Final answer:
To make a 2.00 L solution of 0.150 M magnesium nitrate, you need 44.4981 g of Mg(NO₃)₂, calculated using the molarity formula and the molar mass of magnesium nitrate.
Step-by-step explanation:
To calculate the mass of magnesium nitrate, Mg(NO₃)₂, needed to prepare a 2.00 L solution with a concentration of 0.150 M you use the formula:
Mass (g) = Molar concentration (M) × Volume (L) × Molar mass (g/mol)
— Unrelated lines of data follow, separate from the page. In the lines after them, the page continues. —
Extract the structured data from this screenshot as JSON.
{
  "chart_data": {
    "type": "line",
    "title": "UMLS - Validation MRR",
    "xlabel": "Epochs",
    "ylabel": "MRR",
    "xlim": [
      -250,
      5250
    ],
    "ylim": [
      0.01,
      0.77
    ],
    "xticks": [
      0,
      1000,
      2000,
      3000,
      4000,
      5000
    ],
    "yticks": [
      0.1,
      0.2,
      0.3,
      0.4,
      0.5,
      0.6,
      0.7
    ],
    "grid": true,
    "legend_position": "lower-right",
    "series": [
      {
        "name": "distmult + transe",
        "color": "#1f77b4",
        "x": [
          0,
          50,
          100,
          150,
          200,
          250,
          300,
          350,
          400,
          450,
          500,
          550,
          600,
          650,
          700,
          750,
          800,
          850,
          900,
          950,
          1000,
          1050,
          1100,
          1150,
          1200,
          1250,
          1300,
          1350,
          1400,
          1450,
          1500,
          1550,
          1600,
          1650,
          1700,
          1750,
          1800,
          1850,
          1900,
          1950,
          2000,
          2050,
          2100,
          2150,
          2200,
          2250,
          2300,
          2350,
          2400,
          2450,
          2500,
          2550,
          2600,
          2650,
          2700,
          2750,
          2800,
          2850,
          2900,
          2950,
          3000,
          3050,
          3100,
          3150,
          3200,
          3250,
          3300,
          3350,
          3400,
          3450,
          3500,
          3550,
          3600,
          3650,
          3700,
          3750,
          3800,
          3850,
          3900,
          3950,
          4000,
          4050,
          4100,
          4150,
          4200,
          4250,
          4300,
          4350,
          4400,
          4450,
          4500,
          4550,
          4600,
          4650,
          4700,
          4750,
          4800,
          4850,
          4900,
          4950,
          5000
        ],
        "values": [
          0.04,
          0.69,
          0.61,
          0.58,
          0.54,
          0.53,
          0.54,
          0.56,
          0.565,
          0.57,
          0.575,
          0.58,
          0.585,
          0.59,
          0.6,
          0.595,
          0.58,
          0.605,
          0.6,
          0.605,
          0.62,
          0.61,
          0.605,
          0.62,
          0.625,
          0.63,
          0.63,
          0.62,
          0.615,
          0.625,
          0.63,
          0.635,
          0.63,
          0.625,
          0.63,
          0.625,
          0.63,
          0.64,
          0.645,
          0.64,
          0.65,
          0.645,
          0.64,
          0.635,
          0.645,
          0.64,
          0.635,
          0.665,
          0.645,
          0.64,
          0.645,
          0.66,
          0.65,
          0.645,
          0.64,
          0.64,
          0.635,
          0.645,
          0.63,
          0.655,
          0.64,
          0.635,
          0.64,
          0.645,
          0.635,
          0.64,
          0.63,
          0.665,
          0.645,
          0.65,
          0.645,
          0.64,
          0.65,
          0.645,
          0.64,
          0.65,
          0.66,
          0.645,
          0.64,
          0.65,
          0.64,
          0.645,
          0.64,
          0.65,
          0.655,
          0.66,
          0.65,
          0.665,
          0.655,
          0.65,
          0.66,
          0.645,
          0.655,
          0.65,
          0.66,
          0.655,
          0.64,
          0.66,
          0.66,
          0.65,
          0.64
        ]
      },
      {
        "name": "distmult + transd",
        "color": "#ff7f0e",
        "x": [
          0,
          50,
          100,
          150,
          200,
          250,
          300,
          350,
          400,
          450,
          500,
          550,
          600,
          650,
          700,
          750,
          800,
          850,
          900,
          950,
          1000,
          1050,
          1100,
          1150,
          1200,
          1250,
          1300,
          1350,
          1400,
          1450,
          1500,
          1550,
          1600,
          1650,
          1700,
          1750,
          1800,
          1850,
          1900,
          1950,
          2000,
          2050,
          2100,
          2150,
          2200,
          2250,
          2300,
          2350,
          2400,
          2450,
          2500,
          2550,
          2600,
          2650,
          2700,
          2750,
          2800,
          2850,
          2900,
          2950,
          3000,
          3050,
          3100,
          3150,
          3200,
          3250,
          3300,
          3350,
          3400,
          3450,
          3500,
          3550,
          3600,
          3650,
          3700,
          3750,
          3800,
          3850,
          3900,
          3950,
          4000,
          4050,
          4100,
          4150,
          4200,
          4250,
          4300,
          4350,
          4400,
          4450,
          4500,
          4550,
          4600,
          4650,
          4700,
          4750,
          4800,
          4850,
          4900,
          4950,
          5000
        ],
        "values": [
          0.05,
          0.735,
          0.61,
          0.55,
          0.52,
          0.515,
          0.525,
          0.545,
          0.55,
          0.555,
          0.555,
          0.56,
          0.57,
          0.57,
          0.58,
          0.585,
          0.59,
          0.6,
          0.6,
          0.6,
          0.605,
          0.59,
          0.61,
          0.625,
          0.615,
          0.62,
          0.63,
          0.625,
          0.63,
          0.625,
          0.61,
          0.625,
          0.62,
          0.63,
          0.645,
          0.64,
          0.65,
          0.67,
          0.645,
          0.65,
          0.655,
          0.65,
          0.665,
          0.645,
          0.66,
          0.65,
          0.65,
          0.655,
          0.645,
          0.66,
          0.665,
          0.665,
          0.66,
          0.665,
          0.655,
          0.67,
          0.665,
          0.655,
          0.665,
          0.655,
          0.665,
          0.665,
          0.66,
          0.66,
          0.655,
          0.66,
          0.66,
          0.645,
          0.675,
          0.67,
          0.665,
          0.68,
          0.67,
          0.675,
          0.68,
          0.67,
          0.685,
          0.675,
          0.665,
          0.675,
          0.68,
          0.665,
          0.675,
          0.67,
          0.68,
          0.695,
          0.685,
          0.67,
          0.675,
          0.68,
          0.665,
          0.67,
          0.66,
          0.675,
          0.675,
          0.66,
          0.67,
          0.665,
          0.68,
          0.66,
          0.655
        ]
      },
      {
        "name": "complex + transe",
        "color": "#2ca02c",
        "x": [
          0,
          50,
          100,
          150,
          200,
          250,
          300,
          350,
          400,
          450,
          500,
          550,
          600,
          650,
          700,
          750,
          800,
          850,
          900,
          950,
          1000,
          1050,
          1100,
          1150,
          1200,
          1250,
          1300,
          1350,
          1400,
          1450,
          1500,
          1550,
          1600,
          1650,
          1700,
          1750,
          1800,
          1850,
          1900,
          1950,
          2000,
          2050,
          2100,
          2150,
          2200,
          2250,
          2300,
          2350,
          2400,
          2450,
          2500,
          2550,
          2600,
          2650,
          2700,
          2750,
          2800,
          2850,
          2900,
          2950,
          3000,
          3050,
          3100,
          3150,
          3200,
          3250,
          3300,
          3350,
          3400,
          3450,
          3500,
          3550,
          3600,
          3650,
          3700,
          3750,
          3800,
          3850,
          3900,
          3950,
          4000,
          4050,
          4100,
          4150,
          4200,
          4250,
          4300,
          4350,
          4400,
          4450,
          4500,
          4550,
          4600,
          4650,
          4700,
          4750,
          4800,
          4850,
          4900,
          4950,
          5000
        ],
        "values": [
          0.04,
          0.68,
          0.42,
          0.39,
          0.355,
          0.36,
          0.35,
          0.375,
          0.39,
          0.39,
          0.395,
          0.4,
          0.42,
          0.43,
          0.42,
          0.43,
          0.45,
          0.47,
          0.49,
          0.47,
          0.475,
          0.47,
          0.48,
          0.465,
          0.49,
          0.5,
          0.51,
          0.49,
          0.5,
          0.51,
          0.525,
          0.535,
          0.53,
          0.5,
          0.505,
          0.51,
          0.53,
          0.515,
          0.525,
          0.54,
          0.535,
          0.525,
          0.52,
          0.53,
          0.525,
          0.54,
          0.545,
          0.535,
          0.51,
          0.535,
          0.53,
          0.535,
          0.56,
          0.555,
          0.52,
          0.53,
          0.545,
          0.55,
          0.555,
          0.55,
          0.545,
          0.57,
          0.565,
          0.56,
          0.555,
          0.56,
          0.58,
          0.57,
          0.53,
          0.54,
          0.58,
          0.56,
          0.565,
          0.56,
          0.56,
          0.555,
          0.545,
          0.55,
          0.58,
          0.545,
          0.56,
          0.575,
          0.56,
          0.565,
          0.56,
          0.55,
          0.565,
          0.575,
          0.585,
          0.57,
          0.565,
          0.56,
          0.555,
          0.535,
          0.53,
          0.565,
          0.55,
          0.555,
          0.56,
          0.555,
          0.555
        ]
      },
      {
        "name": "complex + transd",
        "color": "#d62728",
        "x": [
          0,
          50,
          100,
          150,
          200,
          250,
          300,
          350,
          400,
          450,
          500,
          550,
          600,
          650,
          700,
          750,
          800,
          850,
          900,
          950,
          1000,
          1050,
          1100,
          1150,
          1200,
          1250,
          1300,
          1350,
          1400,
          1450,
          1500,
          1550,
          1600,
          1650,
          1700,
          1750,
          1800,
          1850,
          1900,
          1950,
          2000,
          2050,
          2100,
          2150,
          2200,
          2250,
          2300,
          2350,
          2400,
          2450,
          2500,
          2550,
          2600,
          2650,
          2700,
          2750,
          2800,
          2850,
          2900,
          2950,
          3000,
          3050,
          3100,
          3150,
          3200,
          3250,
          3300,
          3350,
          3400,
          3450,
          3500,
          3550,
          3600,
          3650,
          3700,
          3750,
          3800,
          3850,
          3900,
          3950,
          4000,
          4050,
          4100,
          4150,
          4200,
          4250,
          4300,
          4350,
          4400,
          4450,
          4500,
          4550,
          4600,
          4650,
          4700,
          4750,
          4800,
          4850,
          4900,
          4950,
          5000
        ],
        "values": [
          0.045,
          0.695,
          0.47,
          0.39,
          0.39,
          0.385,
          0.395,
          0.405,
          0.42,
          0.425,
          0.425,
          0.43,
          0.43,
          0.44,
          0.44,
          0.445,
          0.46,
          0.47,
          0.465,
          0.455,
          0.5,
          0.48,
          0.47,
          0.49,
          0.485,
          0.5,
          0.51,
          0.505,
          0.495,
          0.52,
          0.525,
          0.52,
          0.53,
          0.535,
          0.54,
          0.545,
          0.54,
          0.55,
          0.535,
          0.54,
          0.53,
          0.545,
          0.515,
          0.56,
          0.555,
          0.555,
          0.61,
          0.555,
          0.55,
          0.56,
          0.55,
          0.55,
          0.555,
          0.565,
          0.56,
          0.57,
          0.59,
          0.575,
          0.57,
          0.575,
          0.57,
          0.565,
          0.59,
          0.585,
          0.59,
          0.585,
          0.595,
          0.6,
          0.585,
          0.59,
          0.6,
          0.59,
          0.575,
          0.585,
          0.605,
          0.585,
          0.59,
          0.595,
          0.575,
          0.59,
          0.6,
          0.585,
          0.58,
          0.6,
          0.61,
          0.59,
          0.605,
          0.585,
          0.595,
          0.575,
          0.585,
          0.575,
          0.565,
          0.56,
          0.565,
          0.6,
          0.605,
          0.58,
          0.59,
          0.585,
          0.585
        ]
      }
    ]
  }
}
First, calculate the number of moles needed:
Moles = 0.150 M × 2.00 L = 0.300 moles
Then, find the molar mass of Mg(NO₃)₂:
Molar mass of Mg(NO₃)₂ = (24.305 g/mol for Mg) + (2 × (14.007 g/mol for N + 3 × 15.999 g/mol for O))
Molar mass of Mg(NO₃)₂ = 24.305 + 2 × (14.007 + 3 × 15.999) = 148.327 g/mol
Finally, calculate the mass:
Mass of Mg(NO₃)₂ = 0.300 moles × 148.327 g/mol = 44.4981 g
So, you would need 44.4981 g of magnesium nitrate to prepare the solution.